A-1 RNA is degraded
——Purify high quality RNA with no contamination. The material from which RNA is extracted should be as fresh as possible to prevent RNA degradation. Analyze RNA integrity on denatured gel before RT reaction. After RNA extraction, it should be stored in 100% formamide. If RNase inhibitor is used, the heating temperature should be <45°C, and the pH should be less than 8.0, otherwise the inhibitor will release all bound RNase. Moreover, RNase inhibitor should be added in solutions containing ≥ 0.8 mM DTT.

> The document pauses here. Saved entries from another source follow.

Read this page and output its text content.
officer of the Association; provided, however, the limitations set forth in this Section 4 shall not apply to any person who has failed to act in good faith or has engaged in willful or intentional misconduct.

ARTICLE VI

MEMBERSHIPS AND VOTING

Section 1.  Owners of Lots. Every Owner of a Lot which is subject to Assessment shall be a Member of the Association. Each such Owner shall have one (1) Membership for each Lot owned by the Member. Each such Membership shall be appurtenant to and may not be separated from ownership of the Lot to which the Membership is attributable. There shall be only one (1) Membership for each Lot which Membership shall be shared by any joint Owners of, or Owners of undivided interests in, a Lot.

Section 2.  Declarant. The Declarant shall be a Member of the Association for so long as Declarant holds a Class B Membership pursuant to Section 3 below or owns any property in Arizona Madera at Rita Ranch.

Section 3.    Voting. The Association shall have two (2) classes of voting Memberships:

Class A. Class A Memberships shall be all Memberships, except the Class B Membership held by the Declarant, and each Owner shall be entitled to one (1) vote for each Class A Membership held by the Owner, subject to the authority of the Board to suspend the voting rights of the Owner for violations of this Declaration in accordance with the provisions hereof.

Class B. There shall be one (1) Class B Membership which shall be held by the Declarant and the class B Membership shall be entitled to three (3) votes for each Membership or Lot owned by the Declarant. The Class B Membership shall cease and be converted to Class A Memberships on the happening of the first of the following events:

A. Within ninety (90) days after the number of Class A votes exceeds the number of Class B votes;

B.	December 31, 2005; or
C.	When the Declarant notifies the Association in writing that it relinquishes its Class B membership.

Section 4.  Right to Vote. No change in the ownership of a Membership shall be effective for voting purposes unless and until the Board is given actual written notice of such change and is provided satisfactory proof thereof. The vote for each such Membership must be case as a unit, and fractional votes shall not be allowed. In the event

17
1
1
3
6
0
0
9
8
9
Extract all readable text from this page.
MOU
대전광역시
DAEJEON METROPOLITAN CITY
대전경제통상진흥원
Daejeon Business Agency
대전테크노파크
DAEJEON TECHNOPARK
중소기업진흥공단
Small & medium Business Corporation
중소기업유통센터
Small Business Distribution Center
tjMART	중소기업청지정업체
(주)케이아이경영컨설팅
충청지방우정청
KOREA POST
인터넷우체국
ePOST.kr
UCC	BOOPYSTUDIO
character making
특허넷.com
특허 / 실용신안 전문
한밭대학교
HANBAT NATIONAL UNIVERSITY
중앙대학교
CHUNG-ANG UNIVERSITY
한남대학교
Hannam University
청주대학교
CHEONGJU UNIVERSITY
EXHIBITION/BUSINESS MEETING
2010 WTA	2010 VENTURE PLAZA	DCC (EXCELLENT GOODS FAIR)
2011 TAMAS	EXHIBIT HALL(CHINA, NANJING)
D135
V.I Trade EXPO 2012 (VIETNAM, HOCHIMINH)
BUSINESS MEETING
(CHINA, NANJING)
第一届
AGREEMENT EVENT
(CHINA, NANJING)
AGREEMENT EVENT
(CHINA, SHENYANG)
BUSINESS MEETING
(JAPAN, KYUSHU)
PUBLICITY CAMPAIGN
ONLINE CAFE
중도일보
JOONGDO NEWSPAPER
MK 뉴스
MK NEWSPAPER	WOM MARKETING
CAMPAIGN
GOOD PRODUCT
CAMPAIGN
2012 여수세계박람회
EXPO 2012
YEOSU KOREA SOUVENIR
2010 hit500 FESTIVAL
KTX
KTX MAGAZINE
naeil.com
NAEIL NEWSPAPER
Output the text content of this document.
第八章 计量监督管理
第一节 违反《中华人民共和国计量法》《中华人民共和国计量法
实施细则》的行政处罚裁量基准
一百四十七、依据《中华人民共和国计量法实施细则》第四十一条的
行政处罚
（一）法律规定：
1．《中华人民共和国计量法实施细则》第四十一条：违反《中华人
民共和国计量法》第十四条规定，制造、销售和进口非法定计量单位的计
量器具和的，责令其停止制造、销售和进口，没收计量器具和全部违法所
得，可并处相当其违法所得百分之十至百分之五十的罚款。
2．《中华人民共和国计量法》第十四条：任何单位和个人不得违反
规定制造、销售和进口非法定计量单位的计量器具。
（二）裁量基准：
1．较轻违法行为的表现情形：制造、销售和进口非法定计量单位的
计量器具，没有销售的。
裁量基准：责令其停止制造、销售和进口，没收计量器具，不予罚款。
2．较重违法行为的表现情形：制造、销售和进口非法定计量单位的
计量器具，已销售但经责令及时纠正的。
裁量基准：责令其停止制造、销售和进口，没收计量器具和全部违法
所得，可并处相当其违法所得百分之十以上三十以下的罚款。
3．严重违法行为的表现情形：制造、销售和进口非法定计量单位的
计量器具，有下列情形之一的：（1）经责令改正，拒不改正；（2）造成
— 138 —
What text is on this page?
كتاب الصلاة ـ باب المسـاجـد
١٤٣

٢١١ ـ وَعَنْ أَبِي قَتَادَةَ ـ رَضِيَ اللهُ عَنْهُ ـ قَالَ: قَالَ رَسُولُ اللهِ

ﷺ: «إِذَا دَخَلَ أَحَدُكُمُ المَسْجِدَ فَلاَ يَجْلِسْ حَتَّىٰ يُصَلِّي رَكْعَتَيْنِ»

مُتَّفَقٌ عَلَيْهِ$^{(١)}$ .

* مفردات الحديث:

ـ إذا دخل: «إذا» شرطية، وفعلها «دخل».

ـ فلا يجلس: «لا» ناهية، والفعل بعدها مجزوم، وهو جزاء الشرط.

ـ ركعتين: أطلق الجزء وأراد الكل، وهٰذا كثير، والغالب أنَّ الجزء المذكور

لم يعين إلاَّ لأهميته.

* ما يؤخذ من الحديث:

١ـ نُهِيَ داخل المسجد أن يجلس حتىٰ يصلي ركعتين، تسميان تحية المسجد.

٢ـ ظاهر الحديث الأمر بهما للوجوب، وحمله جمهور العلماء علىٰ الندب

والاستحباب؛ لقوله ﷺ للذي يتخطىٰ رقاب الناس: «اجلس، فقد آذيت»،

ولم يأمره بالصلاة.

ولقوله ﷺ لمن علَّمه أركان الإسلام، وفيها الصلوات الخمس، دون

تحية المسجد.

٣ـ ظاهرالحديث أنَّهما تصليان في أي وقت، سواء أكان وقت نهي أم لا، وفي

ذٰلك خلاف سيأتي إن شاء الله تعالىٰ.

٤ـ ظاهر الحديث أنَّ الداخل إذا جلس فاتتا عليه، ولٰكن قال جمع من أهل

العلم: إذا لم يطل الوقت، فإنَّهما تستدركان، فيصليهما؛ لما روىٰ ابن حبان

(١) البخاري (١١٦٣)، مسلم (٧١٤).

A-2 RNA contains inhibitors of reverse transcription reactions
——Reverse transcription inhibitors include SDS, EDTA, glycerol, sodium pyrophosphate, spermidine, formamide, guanidine salt, etc. Mix the control RNA with the sample, and compare the yield with the control RNA reaction to check whether there is an inhibitor. Wash RNA precipitation with 70% (v/v) ethanol to remove inhibitors.
A-3 Insufficient annealing of primers used for synthesizing the first strand of cDNA
——Determine that the annealing temperature is suitable for the primers used in the experiment. For random hexamers, it is recommended to keep the temperature at 25°C for 10 min before reaching the reaction temperature. For gene-specific primers (GSP), try other GSP, or switch to oligo(dT) or random hexamer.
A-4 Small amount of starting RNA
——Increase the amount of RNA. For RNA samples less than 50 ng, 0.1 μg to 0.5 μg acetyl BSA can be used in the first strand cDNA synthesis
A-5 The target sequence is not expressed in the analyzed tissues.
——Try other tissues.
A-6 PCR reaction fails
——For two-step RT-PCR, the cDNA template in the PCR step cannot exceed 1/5 of the reaction volume.